Context for Use: Give after introducing the concept of acceleration. Intended focus: What factors/criteria do students use to determine whether an object is accelerating? The goal is to focus students on changes in the speed/direction of an object’s motion.
How do you know whether an object is accelerating? What are some examples of objects undergoing acceleration? If an object is falling is it necessarily accelerating?
In some cases did you need to make assumptions before deciding whether the object was accelerating? (Ask students to provide examples.)
Have students write out how they determine whether an object is accelerating. After discussing the different methods, have students vote on which one they think is best.

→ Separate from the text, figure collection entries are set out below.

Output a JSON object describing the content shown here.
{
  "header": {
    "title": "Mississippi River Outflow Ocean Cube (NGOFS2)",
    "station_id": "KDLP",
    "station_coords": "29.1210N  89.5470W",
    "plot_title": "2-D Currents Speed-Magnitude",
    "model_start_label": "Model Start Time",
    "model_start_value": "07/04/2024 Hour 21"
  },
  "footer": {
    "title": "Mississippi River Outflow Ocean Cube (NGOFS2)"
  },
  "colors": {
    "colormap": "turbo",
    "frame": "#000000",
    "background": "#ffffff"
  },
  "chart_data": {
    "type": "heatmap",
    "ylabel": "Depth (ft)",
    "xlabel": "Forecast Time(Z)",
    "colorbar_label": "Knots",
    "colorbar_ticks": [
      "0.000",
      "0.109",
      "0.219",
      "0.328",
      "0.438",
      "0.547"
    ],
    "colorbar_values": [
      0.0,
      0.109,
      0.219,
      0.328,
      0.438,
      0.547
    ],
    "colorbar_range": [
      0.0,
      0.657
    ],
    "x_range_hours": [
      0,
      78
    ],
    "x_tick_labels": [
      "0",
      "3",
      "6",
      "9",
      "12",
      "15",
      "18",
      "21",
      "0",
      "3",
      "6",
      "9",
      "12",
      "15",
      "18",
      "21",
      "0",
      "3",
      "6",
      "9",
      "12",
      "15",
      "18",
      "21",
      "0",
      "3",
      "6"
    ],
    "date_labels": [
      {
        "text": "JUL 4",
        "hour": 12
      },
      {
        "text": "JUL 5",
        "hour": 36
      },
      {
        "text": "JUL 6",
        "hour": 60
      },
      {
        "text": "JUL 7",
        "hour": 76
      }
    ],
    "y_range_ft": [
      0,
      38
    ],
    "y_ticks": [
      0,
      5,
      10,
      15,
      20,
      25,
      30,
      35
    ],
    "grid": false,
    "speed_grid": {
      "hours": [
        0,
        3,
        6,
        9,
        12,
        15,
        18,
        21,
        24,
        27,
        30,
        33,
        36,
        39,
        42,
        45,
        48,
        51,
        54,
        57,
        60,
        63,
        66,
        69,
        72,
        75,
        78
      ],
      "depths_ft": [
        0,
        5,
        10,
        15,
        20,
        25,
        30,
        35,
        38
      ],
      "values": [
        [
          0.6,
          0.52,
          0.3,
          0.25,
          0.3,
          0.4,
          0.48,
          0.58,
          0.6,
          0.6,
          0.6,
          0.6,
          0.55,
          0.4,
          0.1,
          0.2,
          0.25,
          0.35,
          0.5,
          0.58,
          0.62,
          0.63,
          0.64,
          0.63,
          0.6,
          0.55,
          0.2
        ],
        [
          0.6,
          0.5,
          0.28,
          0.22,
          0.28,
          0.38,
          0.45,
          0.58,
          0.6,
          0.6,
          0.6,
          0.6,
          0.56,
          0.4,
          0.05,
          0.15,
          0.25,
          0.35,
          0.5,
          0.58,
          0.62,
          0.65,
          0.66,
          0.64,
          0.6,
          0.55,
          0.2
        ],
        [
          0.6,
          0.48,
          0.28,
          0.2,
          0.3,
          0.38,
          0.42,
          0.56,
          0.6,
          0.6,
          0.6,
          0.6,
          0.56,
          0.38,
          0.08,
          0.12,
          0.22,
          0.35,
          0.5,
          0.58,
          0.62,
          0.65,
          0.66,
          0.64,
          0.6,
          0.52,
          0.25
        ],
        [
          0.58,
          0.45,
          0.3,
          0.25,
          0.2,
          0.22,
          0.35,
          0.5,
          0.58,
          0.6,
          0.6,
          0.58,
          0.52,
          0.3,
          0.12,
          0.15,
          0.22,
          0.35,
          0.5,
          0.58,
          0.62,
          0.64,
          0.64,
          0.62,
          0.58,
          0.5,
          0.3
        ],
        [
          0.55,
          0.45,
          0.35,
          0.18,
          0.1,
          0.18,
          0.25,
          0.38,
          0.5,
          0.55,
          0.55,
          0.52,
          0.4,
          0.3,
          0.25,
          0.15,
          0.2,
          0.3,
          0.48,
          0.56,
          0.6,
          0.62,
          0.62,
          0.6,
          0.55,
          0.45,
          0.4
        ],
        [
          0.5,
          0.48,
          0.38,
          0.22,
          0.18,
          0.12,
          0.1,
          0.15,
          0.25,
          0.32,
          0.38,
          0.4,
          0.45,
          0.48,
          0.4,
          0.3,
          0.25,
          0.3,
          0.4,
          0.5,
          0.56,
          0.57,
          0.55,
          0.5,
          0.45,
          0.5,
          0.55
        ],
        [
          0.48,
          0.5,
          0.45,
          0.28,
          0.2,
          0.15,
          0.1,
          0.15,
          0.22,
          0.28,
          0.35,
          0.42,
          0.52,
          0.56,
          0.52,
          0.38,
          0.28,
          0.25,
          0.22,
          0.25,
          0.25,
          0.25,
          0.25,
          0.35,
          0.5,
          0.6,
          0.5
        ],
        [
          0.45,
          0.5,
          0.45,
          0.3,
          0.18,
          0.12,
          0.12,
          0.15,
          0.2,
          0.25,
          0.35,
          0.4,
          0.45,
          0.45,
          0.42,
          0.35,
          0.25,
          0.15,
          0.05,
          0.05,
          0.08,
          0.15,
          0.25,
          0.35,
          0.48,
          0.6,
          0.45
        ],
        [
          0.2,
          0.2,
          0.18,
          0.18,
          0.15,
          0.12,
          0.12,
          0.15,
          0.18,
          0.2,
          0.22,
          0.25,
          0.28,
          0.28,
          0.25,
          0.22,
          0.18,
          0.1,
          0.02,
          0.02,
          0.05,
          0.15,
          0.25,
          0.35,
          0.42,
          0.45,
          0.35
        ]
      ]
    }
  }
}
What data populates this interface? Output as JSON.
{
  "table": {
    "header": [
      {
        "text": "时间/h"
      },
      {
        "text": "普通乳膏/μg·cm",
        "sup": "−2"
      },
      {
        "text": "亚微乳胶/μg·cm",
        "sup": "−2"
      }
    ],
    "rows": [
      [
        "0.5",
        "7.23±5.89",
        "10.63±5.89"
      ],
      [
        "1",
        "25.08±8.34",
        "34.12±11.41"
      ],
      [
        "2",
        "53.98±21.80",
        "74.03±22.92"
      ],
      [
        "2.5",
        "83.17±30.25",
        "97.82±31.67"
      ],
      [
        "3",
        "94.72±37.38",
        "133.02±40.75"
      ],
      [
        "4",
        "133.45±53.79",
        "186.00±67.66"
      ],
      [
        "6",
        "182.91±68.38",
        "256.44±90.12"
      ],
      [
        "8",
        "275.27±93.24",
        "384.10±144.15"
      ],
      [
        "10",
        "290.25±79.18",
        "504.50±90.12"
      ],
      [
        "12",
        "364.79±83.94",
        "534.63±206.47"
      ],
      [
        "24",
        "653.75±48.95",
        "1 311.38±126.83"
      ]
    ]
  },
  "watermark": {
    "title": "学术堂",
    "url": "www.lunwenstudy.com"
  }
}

Play a “challenge game” with the class. Two teams of students think of situations in which an object undergoes some motion. The teams then take turns challenging each other to determine whether or not the objects are accelerating.
Goal: Interrelate representations of acceleration and identifying potential misconceptions.
Source: UMPERG
Which of the following statements are true?
A. While an object moves at constant speed, its acceleration must be zero.
B. For a ball to roll up a hill and then back down, its acceleration must change.
C. When an object’s velocity versus time graph crosses the time axis, its acceleration must be zero.
Answer (8) is the best choice. An object’s acceleration is nonzero if its direction of motion is changing, or its speed is changing, or both. A constant speed does not imply zero acceleration because the object’s direction of motion could be changing. Therefore (A) is false. An object will have a nonzero acceleration if its velocity is changing, even if its velocity is (instantaneously) zero. Therefore (C) is false. For a ball that rolls up a hill and then back down, the acceleration can be constant. This will be the case if the hill has a constant slope, and the friction and air resistance forces are small. Therefore (B) is also false.
Assessment Issues: (1) Do students know that an object has a nonzero acceleration whenever its speed or direction of motion change? Do they think that the speed must change for there to be a nonzero acceleration? (2) Do students confuse velocity and acceleration? Do they think that the acceleration is positive/zero/negative whenever the velocity is positive/zero/negative? (3) Do students use graphs and pictures to answer this question?
Have one group of students perform some motion (perhaps by walking or moving an object), and challenge another group to graph position versus time, velocity versus time, or acceleration versus time for that motion. (If the motion performed is in two dimensions, students should graph one of the components of the motion.)
Commentary:
Answer
(7) (A) and (C) are clearly accelerating since the displacement is
different for different time intervals (implying different average
velocities). For (B) and (D) the average velocity is the same for each
time interval.
If there is something quirky about the motions of (B) and (D), it is
possible that these objects are accelerating even though their average
velocity is always the same for the time intervals observed. Therefore
students could be justified in selecting (9). Students should realize
that (A) and (C) are accelerating.
Background
It is important for students to develop multiple ways of interpreting
concepts. This ensures that students are not just following rote
procedures to answer questions. Once an idea is understood students
should be able to use their understanding in a variety of contexts and
with a variety of representations.
Questions to Reveal Student Thinking
Which objects have a non-zero velocity? How do you know? How can you
determine from an object’s position at several times whether it is
accelerating? What features of a strobe diagram indicate that an object
has a non-zero velocity? a non-zero acceleration?
What are some physical situations that correspond to the different
motions in the strobe diagram.
Suggestions
Draw position vs. time graphs and velocity vs. time graphs for the
motion of objects that are difficult for students to analyze.